Given a speed of 4 feet per second, the parametric equations become \(x=1 + 8t\), \(y=2 + 16t\), \(z=1 + 16t\). We get these by multiplying the components of the direction vector \([2, 4, 4]\) by this speed. The variable \(t\) denotes time in seconds, showing how locational coordinates change as time progresses.

The gradient is a crucial concept in calculus and vector mathematics. It acts as a multi-variable measure of a function's rate of change and direction.
For three variables \(x\), \(y\), and \(z\), the gradient consists of the partial derivatives \([ \frac{\partial}{\partial x}, \frac{\partial}{\partial y}, \frac{\partial}{\partial z} ]\). This forms a vector that tells us the direction of maximum increase of a function.

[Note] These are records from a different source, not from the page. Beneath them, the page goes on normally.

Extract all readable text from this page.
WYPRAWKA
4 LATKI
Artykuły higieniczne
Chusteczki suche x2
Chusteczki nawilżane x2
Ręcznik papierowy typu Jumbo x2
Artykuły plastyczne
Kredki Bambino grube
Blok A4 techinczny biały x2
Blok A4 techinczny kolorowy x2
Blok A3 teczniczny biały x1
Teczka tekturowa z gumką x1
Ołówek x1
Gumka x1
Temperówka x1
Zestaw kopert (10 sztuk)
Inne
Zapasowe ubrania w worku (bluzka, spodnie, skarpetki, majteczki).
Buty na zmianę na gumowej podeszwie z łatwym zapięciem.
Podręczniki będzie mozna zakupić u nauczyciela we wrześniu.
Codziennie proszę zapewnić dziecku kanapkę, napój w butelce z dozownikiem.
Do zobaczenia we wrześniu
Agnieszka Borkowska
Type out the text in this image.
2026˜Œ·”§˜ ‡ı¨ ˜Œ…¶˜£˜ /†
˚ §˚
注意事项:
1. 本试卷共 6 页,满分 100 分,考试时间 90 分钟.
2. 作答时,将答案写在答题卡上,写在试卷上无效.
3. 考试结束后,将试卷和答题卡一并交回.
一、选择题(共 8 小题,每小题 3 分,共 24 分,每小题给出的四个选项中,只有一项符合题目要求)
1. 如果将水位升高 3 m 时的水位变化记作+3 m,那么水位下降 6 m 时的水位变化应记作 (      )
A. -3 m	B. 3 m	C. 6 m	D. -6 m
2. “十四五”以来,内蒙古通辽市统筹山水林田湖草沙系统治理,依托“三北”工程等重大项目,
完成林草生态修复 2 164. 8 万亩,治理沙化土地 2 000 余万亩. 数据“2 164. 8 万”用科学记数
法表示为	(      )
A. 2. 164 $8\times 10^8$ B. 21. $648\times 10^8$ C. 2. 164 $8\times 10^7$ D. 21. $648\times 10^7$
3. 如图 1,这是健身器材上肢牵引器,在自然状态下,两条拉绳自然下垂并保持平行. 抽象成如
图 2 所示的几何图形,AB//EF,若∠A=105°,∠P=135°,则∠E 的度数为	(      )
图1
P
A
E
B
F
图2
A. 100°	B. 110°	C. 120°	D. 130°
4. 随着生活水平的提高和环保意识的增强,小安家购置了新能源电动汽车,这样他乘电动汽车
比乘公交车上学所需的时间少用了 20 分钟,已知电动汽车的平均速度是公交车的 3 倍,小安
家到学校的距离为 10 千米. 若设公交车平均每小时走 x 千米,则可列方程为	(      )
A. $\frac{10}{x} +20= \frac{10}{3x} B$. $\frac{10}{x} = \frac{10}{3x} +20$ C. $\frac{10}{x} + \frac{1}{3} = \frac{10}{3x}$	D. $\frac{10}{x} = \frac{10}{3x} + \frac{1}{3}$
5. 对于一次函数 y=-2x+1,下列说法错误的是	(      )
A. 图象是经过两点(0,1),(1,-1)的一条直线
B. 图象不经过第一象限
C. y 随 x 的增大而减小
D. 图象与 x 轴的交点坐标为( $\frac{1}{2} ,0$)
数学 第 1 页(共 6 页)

In our exercise context, the gradient \([2x, 2y, 4z]\), derived from the ellipsoid function \(x^2+y^2+2z^2=6\), determines the direction of the normal vector. Calculating this at point \((1,2,1)\) reveals how the bee sets off in the direction of greatest ascent on the ellipsoid.

The intersection of a path with a plane is where a moving object meets a stationary impenetrable surface. In our bee's adventure, it flies along a parametric path until it intersects with a plane given by \(2x + 3y + z = 49\).
To find this point of intersection, we substitute our path's parametric equations into the plane equation. Replacing \(x\), \(y\), and \(z\) with \(1 + 8t\), \(2 + 16t\), and \(1 + 16t\) respectively, we solve for \(t\).
The calculation \[2(1 + 8t) + 3(2 + 16t) + (1 + 16t) = 49\] simplifies to \[63t + 9 = 49\]. Solving gives \(t = \frac{40}{63}\), the time in seconds at which the bee hits the plane. By plugging \(t = \frac{40}{63}\) back into the parametric equations, we determine exact coordinates of intersection: \(x = \frac{343}{63}\), \(y = \frac{704}{63}\), \(z = \frac{681}{63}\).